Easter Sunday 2014: The Living Christ
997
Reading: John 20:1-9.
We do not preach the empty tomb, but the living Christ. The essence of our Easter joy does not reside in the disciples’ finding the place of death to be empty, but in the disciples themselves being found by the One whom we lost in death, now seeking them out as the Resurrected Lord. The empty tomb remains a sign—albeit an indispensable one—of this central Easter mystery, from which it derives its meaning. The discovery of the empty tomb itself constitutes a pregnant silence, a moment of ambiguity: has Christ risen, or have they stolen Him away?
In the New Testament, the precise moment of the resurrection—the genetic moment of meaning—is indicated, but never described in a way that satisfies our avid curiosities, let alone the rigorous demands of empirical science. We cannot study the moment of the resurrection directly, but we can encounter its effects. There are, indeed, many witnesses of Christ’s resurrection, those blessed to encounter The Lord risen and dwelling amongst them, but there are no witnesses to the moment of the resurrection itself: we’re left with a battery of questions—how? when? why?—and the empty tomb, a pregnant silence broken by the Risen Christ’s approach. “As I had always known He would come, unannounced, remarkable merely for the absence of clamour.” (Suddenly).

Whilst not yet the appearance of the living Lord, then, the empty tomb is nonetheless implied by the resurrection, standing as a sign that, paradoxically, points backwards from heaven to earth: “He is not here”, he who lives and reigns is not to be found amongst the dead. The empty tomb is a “room […] from which someone has just gone, a vestibule for the arrival of one who has not yet come” (The Absence), but it stands as an icon of vindication for Christ’s preaching, a confirmation that “Truth Himself spoke truly,” that this Man was, indeed, the Son of God.

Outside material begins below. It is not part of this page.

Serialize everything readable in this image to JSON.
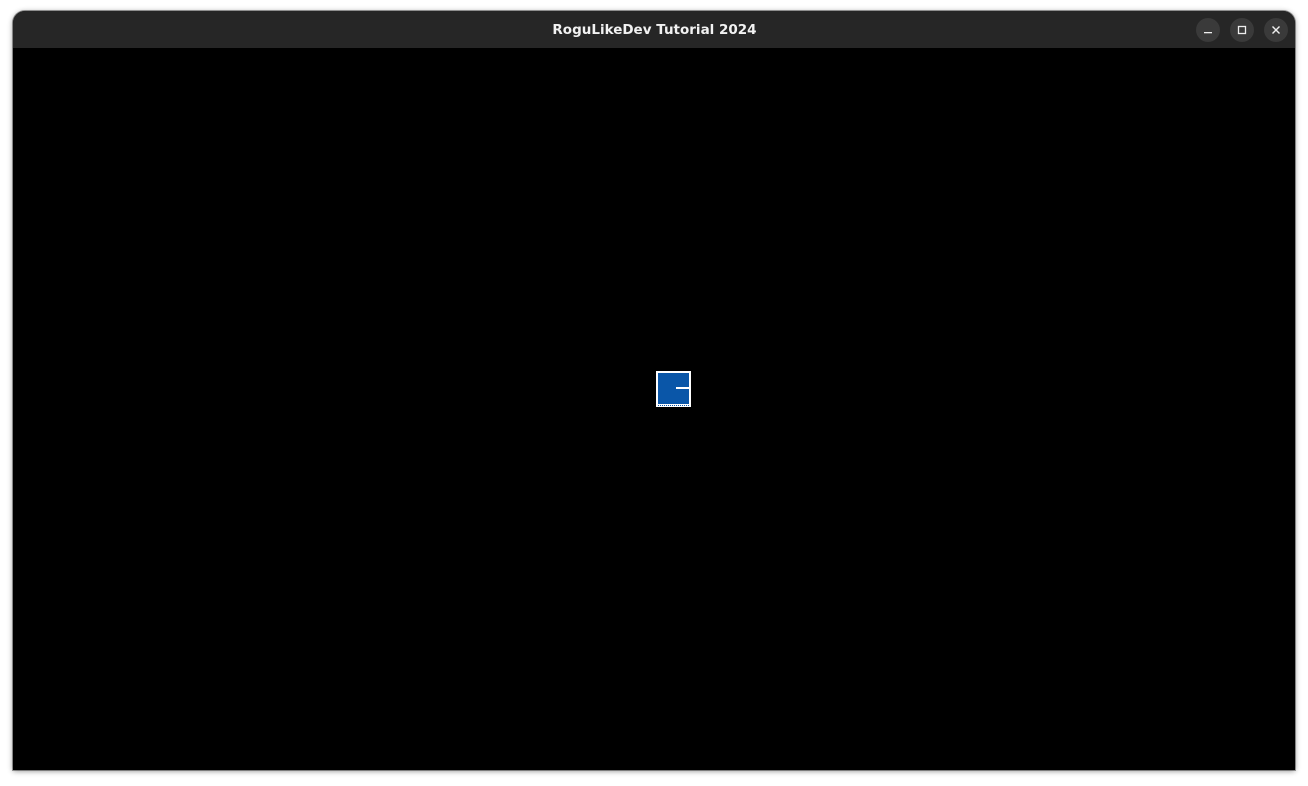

The resurrection cannot be contained within the space left vacant by the death that Christ defeated by enduring. The backward-looking perspective of the empty tomb is a function of the forward-looking resurrection-life of Jesus, which has cut a new pathway for humanity to enjoy an eternal resurrection-life with the Trinity. The passion is a remedy for the fall of Adam, yes, but the the meaning of Adam is found in Christ, not the meaning of Christ in Adam: the gift Christ offers for our enjoyment—a share in The Lord’s corporal glory—is greater even than the gift of Eden.

As the world slept, whilst nobody was looking, the seemingly fixed coordinates of our suffering world were silently transformed by divine love. Yet, “[t]he gamblers / at the foot of the unnoticed / cross went on with / their dicing; yet the invisible / garment for which they played was no longer at stake, / but worn by Him in this risen existence” (Suddenly).